¿GUERRA EN LA DEEP WEB?

Sabemos que Tor es un software utilizado por aquellas personas que quieren acceder a internet de forma anónima, y que éste oculta eficientemente la dirección IP.

Guerra en la Deep Web
Guerra en la Deep Web

Con Tor, aquellos que tratan de ejecutar acciones ilegales pueden hacerlo sin temor a ser perseguidos, o al menos así era hasta hace relativamente poco, cuando usuarios de la Deep Web empezaron a notar y denunciar que gran parte de los contenidos que antes frecuentaban estaban desapareciendo de forma extraña por lo que parecían ataques de origen desconocido.

La mayoría de los mensajes de aviso recibidos provenían de un único servidor como epicentro de los ataques recibidos, Freedom Hosting, uno de los sitios de alojamiento gratuito de la Deep Web más anónimo y secreto. Se descubrió que un malware  (código programado con fines maliciosos) estaba presente en el hosting y programado para hacer pública la identidad de los usuarios de dicho servidor.

Las alarmas, preguntándose quién estaría detrás de este ataque empezaron a saltar. Horas más tarde, el FBI detenía en Dublín a Eric Eoin Marquez, administrador de Freedom Hosting, acusándolo de maquinar la mayor red de pornografía ilegal y abusos sexuales en la Deep Web.
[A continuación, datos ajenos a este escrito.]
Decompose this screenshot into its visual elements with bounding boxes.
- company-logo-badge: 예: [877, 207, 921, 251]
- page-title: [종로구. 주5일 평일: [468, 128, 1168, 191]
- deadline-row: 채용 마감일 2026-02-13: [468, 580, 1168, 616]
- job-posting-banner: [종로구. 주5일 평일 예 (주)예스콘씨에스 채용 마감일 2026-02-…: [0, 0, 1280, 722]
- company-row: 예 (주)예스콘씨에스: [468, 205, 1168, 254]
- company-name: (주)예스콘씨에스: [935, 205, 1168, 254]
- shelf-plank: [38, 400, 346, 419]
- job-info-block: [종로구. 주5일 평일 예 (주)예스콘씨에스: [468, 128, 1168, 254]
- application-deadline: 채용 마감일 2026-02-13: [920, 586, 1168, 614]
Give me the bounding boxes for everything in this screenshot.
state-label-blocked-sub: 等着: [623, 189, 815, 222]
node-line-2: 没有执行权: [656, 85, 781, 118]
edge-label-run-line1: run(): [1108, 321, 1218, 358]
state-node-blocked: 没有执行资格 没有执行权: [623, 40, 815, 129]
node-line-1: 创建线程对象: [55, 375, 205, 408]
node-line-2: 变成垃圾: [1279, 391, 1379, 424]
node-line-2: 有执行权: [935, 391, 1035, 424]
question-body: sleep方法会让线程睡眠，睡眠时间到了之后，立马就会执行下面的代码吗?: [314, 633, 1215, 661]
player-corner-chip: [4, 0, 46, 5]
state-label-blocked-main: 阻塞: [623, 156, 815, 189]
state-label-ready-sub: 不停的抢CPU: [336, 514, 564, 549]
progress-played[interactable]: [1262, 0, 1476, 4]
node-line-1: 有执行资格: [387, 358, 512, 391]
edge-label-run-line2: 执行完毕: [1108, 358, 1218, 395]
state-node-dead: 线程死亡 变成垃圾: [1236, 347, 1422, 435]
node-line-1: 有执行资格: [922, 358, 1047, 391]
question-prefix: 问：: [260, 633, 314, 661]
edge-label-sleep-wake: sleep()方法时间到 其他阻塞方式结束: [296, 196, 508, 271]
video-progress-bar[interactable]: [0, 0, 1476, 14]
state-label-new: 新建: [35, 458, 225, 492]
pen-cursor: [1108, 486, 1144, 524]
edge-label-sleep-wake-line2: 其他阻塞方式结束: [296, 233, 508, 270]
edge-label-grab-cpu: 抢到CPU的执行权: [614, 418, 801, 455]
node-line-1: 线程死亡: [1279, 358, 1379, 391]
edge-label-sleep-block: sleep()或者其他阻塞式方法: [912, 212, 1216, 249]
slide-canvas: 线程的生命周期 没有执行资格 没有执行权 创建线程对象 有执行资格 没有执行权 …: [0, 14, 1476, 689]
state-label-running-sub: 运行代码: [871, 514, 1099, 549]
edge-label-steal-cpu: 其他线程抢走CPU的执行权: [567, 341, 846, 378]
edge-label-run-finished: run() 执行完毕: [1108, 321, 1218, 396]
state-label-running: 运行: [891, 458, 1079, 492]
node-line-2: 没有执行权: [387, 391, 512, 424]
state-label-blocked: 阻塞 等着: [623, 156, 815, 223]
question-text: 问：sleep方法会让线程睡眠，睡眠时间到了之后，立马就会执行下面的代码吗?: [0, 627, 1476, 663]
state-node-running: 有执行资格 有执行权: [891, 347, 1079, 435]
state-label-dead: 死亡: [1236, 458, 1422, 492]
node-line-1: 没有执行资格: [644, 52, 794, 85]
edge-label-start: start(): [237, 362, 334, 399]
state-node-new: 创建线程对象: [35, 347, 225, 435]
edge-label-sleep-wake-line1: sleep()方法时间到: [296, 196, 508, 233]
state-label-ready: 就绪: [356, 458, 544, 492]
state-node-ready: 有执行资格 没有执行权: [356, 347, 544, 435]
Un día después, Tor Project emitió un comunicado alejándose de cualquier implicación en el mal uso que se le ha dado a sus servidores mediante el siguiente alegato: «Tor es una herramienta noble y con fines lectivos que desafortunadamente está siendo utilizada por criminales y fines negativos para la sociedad. Por un lado todos estamos de acuerdo en que el desmantelamiento de dicha red ilegal es una buena noticia, pero por el otro nos preocupa que tras el cierre del servidor haya algo más, y comparamos el caso con el cierre de Megaupload, que recordamos también fue clausurada por determinar que ofrecía contenido ilegal«.

Freedom hosting ofrecía la pobilidad de alojar una web de forma totalmente gratis y secreta en sus servidores, esto en un principio no es ilegal, pero los responsables del hosting tenía la manga demasiado ancha y pronto se convirtió en una red de pornografía ilegal donde pululaban a sus anchas pedófilos y criminales. Se conocía como «lolita city» y su existencia fue denuncia por un grupo de hacktivistas, que presentaron un listado de aproximadamente 1500 personas que frecuentaban y compartían contenido en estos sitios, y cuyo tamaño alcanzaba los 100 GB en el momento de la denuncia.

Guerra en la Deep Web
Guerra en la Deep Web

Tras todo esto la mitad de las webs camufladas con Tor han quedado offline tras su apagón, una buena noticia que ha dejado a la Deep Web sin su fama de intocable. Esta vez la Agencia Nacional de Seguridad NSA ha conseguido vencer.